Part of my job as the CEO of a technology company is to keep track of trends and technologies that could be incredibly transformational. This knowledge is critical to formulate strategies for our business. To use a hockey analogy from Wayne Gretzky, it is to “stake to where the puck is going.”
Artificial Intelligence (AI) is definitely a major trend today and has probably had more historical cycles of being sold as transformational and not living up to its promise than any technology in the last century. It all started with early neural networks in the 1940s and 50s that looked to make a computer mimic a human brain and its mental functions. In other words, the endeavor was to construct an electronic brain. The benchmark for success was established by Alan Turing in a 1950 landmark paper with what is now popularly known as the Turing test. In simple terms, if you interact (perhaps chat) with a computer, but are unable to tell the difference between this experience and chatting with a real human being, then the electronic brain has passed the Turing test.
So, what is AI? The fundamental building block of AI, or an “electronic brain,” is a neural network that mimics the kinds of neural networks our brains have, and in essence has a “learning mechanism.” I remember writing neural networks in languages like Prolog and C as a student. The fundamental difference between this type of computer program and other purely computational programs or software, was the aspect of being able to learn, potentially predict, and come to conclusions.

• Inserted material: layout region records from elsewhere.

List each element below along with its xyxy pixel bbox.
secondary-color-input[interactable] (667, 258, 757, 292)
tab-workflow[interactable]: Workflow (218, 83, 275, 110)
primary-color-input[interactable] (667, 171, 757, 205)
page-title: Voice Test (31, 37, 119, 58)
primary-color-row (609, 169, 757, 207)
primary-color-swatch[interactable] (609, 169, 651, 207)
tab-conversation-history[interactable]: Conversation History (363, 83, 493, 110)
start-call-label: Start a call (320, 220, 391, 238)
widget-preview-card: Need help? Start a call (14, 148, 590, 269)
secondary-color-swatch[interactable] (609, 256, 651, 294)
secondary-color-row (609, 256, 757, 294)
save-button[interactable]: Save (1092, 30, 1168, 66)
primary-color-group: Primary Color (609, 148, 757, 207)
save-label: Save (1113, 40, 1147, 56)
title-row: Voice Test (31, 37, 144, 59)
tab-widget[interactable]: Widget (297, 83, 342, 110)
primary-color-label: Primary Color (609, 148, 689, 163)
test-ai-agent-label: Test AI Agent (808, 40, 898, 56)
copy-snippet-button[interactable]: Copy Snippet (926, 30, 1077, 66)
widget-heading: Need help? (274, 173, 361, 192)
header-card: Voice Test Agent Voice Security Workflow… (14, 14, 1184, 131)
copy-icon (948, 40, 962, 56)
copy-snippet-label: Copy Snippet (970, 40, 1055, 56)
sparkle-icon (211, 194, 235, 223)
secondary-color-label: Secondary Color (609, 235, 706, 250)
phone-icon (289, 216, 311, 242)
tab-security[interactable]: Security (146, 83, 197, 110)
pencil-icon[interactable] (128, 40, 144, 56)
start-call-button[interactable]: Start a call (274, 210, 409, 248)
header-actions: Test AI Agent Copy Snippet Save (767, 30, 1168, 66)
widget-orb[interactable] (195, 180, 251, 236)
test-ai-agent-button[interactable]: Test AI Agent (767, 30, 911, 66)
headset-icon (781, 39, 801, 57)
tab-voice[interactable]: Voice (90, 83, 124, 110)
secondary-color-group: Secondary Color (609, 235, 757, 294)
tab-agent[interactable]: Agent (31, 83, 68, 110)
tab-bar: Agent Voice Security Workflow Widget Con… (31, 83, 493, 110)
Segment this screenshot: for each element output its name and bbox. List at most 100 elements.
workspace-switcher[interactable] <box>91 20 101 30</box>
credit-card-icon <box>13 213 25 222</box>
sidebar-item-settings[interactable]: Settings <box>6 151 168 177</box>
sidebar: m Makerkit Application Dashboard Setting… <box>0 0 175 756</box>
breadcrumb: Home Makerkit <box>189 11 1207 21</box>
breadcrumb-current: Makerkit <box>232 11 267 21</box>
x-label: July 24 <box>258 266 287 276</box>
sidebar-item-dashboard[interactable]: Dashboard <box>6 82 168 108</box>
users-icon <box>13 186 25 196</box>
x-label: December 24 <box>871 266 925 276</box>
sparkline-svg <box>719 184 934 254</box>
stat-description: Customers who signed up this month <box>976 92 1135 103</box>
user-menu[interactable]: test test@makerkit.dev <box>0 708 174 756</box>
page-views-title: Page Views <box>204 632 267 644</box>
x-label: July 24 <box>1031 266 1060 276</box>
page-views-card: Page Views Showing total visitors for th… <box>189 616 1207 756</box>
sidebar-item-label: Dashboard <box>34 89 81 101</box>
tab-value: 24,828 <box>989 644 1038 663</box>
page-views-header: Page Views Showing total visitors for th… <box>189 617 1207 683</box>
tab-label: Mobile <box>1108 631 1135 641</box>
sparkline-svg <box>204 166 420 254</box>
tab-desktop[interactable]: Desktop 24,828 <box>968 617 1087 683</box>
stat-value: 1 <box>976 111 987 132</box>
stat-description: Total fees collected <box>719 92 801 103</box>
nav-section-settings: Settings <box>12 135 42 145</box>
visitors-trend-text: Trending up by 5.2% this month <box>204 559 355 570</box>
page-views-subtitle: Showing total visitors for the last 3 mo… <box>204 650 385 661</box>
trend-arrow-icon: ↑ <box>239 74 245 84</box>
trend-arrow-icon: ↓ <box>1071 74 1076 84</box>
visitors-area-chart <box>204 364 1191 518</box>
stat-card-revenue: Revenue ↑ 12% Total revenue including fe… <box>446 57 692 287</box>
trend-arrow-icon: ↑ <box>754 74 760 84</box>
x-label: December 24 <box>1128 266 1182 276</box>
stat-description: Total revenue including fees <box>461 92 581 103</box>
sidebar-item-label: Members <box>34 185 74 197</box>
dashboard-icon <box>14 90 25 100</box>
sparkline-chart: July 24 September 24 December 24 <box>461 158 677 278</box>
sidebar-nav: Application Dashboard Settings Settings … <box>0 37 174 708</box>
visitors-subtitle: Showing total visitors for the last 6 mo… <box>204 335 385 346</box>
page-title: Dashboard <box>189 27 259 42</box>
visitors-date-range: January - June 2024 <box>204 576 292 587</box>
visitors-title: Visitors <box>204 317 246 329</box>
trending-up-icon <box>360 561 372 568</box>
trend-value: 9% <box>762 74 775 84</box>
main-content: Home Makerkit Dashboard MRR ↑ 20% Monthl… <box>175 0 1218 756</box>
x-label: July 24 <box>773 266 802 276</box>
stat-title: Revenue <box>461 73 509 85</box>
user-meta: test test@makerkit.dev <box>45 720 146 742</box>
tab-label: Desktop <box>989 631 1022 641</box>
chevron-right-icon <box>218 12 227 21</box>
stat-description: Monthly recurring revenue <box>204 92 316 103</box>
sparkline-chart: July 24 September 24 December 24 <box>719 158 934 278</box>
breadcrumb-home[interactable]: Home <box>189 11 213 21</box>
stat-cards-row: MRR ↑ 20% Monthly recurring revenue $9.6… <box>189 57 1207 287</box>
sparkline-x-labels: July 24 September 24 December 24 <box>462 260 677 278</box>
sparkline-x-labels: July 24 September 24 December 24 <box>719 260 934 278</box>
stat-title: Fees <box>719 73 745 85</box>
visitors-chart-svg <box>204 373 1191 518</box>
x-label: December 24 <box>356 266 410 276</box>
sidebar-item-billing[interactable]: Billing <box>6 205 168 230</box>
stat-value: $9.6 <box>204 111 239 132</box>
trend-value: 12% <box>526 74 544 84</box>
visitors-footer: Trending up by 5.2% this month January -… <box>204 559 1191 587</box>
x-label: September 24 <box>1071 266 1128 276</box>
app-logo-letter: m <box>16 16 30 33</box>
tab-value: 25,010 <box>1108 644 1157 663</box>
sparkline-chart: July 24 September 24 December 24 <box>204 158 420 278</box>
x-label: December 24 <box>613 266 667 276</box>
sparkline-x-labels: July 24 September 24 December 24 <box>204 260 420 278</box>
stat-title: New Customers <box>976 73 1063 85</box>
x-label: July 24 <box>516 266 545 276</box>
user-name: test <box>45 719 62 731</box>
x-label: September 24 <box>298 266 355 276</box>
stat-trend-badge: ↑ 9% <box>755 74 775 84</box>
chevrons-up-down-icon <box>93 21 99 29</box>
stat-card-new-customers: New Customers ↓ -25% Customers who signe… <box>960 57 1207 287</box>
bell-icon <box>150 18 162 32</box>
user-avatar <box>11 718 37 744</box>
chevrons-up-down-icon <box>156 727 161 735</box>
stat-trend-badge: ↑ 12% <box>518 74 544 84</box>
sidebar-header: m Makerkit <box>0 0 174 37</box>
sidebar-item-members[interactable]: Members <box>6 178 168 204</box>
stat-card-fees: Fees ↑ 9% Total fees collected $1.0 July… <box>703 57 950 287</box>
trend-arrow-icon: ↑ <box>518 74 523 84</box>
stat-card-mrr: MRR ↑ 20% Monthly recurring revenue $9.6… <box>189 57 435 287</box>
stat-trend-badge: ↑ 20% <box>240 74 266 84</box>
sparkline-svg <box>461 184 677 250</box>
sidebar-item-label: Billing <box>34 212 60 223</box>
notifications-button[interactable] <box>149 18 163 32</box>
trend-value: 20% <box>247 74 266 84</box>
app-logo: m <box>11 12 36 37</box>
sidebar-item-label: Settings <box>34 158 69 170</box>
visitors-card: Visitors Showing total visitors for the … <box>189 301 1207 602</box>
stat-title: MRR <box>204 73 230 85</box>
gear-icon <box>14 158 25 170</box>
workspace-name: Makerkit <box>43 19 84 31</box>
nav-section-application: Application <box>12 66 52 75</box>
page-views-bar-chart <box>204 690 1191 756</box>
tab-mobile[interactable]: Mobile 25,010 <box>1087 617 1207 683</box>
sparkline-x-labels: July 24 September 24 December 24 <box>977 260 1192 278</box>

There was a lot of hype at that time about how AI would change the world and dominate fields as diverse as predicting the weather, to picking winning stocks, to automating architecture and design for buildings. However, very little of this came to pass. Funding dried up when people realized that too much expensive computing power was needed and the economics just did not work out.
The next generation of AI came in the late nineties when IBM developed Deep Blue, which beat the reigning world champion Garry Kasparov at chess. In 2005, a Stanford robot drove autonomously for 131 miles in the desert. These developments revived interest and funding again. So far, AI still needed very large-scale computing power and bespoke computing equipment – translation, a lot of money. This generation of AI can be called purpose-built AI. It was still in the domain of large companies or governments.
The next big move was Google’s DeepMind, which beat the reigning world champion at the GO game, much more complex than chess, and used “deep learning” techniques such as deep neural networks. This generation of AI can be called “deep learning general AI.”
The current generation of AI, with ChatGPT as a prominent example, is way more general purpose or multi-purpose and is called generative AI. It has the quality of not just arriving upon a result but also explaining the derivation of the result. It is thus far the closest to human intelligence that AI has reached. Carrying out a conversation with ChatGPT feels like talking to a very intelligent and articulate human being. With computing costs continuously decreasing, and “big data sets” to train the AI becoming more easily available, the improvement in AI with ChatGPT has been accelerated.
To summarize these generations, look at the graph below that plots Purpose and Cost:
So, is the promise of AI finally being delivered? It is safe to say that AI has finally reached a point where many applications have become economically feasible and hence will scale. Autonomous driving, facial recognition, improved customer service by scanning knowledge bases and using chatbots, authoring marketing content, writing code for software programs, etc., are some of the applications that ChatGPT is already doing successfully. It is the only technology that has been adopted by 100 million users in just two months after launch.
However, ChatGPT still does not conclusively pass the Turing test, so there is still a long way to go. A bigger question, often raised, is if AI is conscious. To answer this, let’s look at the various mental functions of a human being:
In summary, there have been multiple generations of AI going from very specific to very generic, and very expensive to very inexpensive. ChatGPT has been a giant leap from prior generations, and in some ways is democratizing the access to this technology by making it available to millions of regular people. AI has still not passed the Turing test and is not yet close to replicating all of our human mental functions, however the technology will continue to evolve, creating both opportunities and threats for the human experience.